The government launched a fleet of six new electric shuttles — decorated with blue, green and yellow cityscapes in honour of the Virgin Islands flag — to serve Road Town on weekdays. (Photo: DANA KAMPA)

What started as a temporary test run around the holidays a few years ago has turned into a free, regularly scheduled public shuttle service for Road Town.

Leaders stepped aboard the six new electric shuttles that will be serving the downtown community during a launch ceremony Feb. 3 at Noel Lloyd Positive Action Movement Park.

Residents and tourists alike will be able to ride the six shuttles, two of which are enclosed and air-conditioned.

The cost for the whole fleet came to $178,000, according to Transportation, Works and Utilities Minister Kye Rymer.

He said the service “is just one component of a comprehensive initiative to improve the city.”

“This project will provide central transportation services within the Road Town community,” the minister said, adding that the effort will be ever more important as the capital grows with limited land space available.

He anticipates that offering free public transportation will help relieve traffic congestion in town, make businesses and government services more accessible, reduce roadside parking, decrease the use of fossil fuels, and offer valuable services to people with limited mobility.

Steady increases in the number of cars registered in the VI have challenged city planners to be innovative, Mr.
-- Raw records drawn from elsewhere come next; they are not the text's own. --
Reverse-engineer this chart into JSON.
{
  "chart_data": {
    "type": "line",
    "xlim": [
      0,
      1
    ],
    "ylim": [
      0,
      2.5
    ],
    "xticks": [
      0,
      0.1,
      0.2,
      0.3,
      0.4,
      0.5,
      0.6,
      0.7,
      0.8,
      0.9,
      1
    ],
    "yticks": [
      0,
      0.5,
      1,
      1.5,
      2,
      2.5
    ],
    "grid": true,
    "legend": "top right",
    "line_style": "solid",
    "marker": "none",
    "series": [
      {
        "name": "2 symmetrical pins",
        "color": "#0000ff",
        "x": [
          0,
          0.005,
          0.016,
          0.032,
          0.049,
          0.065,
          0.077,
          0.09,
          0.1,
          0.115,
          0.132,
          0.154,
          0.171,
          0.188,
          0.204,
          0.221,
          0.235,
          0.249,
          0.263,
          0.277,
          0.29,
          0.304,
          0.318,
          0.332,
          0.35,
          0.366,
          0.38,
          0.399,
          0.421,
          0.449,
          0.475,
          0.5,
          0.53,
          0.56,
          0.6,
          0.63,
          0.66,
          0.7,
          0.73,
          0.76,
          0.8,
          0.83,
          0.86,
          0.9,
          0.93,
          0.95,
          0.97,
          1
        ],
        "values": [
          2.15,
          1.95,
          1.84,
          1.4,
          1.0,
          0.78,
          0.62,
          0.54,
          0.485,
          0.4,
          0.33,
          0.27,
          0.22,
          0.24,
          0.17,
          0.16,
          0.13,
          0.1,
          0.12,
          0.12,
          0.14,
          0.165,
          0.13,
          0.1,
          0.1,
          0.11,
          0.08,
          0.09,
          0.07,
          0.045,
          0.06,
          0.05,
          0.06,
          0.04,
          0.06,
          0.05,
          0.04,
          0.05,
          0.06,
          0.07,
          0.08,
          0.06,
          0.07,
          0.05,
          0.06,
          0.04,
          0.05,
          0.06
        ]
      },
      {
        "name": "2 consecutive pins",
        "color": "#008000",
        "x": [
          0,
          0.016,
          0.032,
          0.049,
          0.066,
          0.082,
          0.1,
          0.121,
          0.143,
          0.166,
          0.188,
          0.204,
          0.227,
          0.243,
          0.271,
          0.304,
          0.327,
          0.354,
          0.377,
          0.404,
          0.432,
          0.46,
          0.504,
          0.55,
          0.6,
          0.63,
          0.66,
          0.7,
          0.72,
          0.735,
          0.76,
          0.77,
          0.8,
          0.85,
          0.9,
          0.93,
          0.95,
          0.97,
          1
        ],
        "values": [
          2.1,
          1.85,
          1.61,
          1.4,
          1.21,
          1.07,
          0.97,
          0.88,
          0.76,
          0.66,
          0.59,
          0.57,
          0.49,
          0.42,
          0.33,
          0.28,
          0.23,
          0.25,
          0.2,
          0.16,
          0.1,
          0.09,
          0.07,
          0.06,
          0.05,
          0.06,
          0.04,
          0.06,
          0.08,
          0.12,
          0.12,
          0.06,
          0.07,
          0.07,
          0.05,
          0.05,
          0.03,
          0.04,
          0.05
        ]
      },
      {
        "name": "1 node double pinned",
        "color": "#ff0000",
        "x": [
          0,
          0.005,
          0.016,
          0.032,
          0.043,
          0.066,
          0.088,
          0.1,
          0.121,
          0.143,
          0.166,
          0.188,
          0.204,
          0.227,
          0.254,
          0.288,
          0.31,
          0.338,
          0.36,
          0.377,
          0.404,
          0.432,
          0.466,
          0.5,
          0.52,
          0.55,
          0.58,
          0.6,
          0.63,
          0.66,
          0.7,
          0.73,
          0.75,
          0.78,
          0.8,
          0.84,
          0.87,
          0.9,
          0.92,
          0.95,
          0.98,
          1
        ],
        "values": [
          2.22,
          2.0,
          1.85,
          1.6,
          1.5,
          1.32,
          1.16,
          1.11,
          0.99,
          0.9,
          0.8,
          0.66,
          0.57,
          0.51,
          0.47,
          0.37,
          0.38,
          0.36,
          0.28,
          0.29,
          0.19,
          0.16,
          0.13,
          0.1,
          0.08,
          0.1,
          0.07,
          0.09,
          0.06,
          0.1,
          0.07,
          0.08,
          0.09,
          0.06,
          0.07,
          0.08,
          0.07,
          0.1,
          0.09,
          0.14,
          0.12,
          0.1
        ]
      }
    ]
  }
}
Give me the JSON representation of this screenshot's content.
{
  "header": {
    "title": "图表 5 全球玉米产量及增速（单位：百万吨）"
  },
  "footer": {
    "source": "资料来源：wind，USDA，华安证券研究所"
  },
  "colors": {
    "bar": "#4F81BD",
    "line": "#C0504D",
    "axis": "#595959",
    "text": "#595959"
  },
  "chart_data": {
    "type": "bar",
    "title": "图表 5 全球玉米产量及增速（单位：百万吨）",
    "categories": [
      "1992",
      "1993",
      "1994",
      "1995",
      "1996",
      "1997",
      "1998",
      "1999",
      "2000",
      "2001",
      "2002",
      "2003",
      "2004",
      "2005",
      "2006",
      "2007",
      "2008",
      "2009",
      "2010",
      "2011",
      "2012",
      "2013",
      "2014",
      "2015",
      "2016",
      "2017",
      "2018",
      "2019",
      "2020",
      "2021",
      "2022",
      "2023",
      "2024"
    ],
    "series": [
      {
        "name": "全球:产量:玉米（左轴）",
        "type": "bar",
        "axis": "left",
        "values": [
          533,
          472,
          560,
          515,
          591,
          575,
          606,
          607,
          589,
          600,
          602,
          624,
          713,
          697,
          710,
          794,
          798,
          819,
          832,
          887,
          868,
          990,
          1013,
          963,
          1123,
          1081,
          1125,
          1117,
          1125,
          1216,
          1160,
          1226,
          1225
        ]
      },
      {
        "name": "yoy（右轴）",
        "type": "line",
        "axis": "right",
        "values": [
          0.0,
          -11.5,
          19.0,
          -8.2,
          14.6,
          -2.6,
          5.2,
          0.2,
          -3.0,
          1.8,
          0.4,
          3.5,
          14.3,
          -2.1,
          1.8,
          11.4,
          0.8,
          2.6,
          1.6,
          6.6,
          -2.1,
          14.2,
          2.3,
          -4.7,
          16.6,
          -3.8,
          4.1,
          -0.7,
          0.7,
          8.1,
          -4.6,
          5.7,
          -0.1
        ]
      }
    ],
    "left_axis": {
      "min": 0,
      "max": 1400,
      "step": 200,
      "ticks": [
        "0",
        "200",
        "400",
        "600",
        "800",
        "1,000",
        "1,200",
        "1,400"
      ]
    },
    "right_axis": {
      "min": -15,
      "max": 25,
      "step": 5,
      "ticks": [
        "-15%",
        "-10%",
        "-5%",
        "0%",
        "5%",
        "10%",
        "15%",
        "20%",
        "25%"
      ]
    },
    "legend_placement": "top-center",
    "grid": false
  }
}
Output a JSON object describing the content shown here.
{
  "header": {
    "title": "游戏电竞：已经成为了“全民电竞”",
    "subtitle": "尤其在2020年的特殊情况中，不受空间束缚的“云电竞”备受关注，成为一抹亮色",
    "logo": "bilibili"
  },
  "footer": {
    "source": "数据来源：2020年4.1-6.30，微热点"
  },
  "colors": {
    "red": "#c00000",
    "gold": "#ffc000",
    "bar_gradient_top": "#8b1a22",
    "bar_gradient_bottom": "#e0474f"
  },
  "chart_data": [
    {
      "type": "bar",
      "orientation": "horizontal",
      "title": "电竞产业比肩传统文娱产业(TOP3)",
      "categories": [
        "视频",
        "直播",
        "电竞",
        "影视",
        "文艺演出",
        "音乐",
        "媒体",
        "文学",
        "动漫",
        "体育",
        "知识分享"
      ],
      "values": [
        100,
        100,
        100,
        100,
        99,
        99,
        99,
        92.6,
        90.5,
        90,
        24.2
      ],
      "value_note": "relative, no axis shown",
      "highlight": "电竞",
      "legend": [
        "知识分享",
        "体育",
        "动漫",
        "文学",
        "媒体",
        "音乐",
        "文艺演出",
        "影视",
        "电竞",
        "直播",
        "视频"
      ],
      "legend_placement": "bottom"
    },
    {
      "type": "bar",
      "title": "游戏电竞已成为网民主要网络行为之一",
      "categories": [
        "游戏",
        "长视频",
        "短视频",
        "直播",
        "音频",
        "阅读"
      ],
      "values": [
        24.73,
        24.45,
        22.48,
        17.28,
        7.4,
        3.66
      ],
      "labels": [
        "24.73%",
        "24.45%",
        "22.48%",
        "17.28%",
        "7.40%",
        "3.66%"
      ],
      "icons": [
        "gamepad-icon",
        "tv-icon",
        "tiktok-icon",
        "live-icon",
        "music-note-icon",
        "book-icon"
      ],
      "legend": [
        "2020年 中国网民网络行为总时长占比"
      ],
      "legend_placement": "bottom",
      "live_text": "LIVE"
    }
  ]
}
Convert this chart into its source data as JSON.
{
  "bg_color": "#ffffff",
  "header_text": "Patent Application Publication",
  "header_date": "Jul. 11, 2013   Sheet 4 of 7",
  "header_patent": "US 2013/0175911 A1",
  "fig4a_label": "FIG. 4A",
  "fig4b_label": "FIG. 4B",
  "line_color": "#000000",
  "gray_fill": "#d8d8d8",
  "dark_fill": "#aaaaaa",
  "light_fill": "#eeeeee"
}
Rymer added.

Surveys conducted in the summer of 2019 showed that the 2,000 respondents saw a need for public buses, prompting government to run a pilot project later that year.

Mr. Rymer said the seven-day trial drew “great reviews” from passengers, averaging about 70 people per day. When government executed a stimulus for taxi drivers on Tortola and the sister islands at the beginning of the pandemic, he said average daily ridership rose to 200.

Going green

Each battery-powered shuttle can carry 15 passengers, runs off electricity, and is capable of travelling 50 miles on a full charge, officials said. Mr. Rymer added that the shuttles won’t travel faster than 25 miles per hour.

Parking by Dr. D. Orlando Smith Hospital and the Festival Village Grounds will remain free for now, he said, but in the future paid parking might offset the cost of maintaining free public transportation. Future plans also include the installation of charging stations.

Mr. Rymer said he hopes the availability of such stations combined with the recent suspension of import duties on sustainable products like electric cars may prompt more residents to consider making the switch from combustion engines.

“My team at the ministry and I continue to stand firm on our vision to provide a high standard of internationally accepted public infrastructure and utilities,” he said. “We remain committed to the growth and development of the Virgin Islands to support residential and business communities.”

The shuttle service officially began on Feb. 7.

Test drive

Premier Andrew Fahie, who spoke alongside other ministers on Feb. 3, said now is the time to double down on green initiatives, both through infrastructure and legislation.

He added that priorities include passing a new waste management bill, legislation to reduce plastic containers, and a policy for disposing of fats, oils and grease to preserve the city’s sewerage system.

“The green economy has lots of opportunities for our people to make money and save money while protecting the environment,” Mr. Fahie said. “We all know that we have to transition away from fossil fuels because they are bad for the environment. … It is inevitable that we have to shift to green energy.”

Also at the ceremony, Deputy Speaker Neville Smith implored the TWU Ministry to develop and execute a maintenance plan to keep the new vehicles in good shape. Health and Social Development Minister Carvin Malone stressed the importance of investments in improving sidewalks to make the city more accessible.

At the ceremony’s conclusion, Reverend Dr. Keith Lewis of the Methodist BVI Circuit blessed each vehicle before they rolled out of the park and onto the streets for a test drive of the new route.

The shuttles depart from the Ralph T. O’Neal Administration Complex and make 20 more stops along their figure-of-eight route through town before returning to the administration complex.

The stops include several major businesses, schools and the hospital.

The initial schedule runs from 7 a.m. to 6 p.m. every Monday through Friday, with departures every 15 minutes.